We can only really work with the present condition of hair, says a hairstylist. As much as their clients love to have their hair look the way it did 15 or 20 years ago, hairstylist wants them to know that it will be much happier if they work with what they have, at the present moment, instead of focusing on what they once had.
#9 I’m not a psychologist
Hairdresser school does not teach about countertransference, projection, negative reinforcement, or personality disorders. Don’t look for a therapist to a hairstylist, all they have is a tail comb and an opinion. Instead, try asking questions your hairstylist wants you to start asking by checking it here.

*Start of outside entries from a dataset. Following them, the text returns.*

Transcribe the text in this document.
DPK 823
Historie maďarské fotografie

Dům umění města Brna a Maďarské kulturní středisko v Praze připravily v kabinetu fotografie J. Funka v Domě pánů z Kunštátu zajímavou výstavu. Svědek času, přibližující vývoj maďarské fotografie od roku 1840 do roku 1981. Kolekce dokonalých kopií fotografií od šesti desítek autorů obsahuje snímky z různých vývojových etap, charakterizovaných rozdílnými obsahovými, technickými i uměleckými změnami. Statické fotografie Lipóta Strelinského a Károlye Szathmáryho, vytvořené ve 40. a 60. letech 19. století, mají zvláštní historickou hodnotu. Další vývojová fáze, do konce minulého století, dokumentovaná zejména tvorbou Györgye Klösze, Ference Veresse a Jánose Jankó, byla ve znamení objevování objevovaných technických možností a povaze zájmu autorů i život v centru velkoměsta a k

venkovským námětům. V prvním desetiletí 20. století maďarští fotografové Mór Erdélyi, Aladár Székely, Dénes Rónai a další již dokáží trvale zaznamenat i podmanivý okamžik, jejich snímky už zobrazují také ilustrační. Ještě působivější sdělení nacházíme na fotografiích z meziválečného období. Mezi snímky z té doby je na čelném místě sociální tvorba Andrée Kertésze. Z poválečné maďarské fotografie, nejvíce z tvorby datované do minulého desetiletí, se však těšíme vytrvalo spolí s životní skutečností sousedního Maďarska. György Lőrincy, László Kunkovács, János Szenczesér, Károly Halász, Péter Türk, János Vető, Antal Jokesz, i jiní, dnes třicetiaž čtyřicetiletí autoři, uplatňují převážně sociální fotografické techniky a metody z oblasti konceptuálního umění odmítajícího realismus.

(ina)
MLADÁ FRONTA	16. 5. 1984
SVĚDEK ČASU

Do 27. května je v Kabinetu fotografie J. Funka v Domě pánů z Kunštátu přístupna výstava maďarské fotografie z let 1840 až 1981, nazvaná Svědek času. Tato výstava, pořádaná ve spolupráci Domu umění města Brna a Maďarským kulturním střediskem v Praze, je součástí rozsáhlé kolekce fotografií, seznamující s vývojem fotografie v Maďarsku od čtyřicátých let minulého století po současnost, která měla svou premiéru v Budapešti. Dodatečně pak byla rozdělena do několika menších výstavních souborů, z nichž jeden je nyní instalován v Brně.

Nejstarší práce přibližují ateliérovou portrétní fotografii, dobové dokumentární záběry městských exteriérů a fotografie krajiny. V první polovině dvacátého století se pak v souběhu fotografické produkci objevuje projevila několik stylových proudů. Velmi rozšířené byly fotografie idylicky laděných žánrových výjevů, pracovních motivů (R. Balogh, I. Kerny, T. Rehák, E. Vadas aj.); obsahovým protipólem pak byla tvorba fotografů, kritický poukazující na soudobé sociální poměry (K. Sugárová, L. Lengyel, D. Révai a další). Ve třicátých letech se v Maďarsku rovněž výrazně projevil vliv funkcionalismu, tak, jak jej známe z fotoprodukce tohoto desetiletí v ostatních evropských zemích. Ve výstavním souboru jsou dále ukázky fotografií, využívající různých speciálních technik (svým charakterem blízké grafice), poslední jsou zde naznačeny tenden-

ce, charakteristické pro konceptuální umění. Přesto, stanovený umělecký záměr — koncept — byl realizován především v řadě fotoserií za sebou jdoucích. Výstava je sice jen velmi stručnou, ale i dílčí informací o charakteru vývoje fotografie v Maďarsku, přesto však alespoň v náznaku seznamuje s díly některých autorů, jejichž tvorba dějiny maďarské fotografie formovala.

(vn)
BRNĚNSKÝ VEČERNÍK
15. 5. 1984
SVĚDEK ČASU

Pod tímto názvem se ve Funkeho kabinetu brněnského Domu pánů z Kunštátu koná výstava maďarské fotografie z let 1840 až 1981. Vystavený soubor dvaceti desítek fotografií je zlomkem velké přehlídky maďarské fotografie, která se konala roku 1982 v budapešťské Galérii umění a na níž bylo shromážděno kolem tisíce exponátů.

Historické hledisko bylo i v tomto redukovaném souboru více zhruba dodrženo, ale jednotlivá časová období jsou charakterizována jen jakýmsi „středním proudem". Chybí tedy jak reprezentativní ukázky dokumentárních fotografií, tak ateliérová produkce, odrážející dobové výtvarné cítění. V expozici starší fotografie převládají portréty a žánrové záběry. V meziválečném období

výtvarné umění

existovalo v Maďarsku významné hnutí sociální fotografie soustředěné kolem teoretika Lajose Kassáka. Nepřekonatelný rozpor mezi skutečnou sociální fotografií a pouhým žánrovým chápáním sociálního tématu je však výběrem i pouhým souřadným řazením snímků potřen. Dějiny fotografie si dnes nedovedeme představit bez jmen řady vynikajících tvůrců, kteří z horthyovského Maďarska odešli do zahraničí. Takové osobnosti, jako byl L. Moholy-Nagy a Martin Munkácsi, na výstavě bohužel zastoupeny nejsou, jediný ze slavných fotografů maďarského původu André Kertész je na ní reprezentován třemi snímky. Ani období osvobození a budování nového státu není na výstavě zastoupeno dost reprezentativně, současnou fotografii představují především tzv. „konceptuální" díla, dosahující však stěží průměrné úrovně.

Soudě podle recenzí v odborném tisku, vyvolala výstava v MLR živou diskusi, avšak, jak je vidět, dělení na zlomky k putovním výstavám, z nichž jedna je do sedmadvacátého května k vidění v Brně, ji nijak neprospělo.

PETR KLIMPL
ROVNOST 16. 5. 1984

#10 A trim is not “just a trim”
For hairstylists, they don’t like to lighten the word “trim”. It requires their expertise, skill, knowledge, and time. They liken it to these... would you say to your dentist, “It’s just a tooth,” or to your doctor, "It’s just a leg"?
#11 Let me do my job
If you want to do your own hair, buy a bottle of color, and to save a buck, you can live with the consequences. Some clients may demand what to or what to use for their hair.
But remember, your hairstylist knows best when it comes to treating your hair accordingly.
#12 Ain't Happy Unless You're Happy
As much as you want to look good and feel good about your hair, your hairstylist sincerely want it more for you. You represent her talent, experience, skill, and good name. They honestly stress about your hair, and they want you to feel good about it.
They want you to love it, to tell your friends about it, and to come back in six weeks with enthusiasm about it. If you don't like it or love it, talk to your stylist about it. And if you do love it, tell her about that, too.
The salon life is full of mysteries, secrets, and fun hacks, and as a whole, it is an interesting community that helps people feel good about themselves.
Those 12 points are just some of the glimpse into the fascinating world of hairstylists.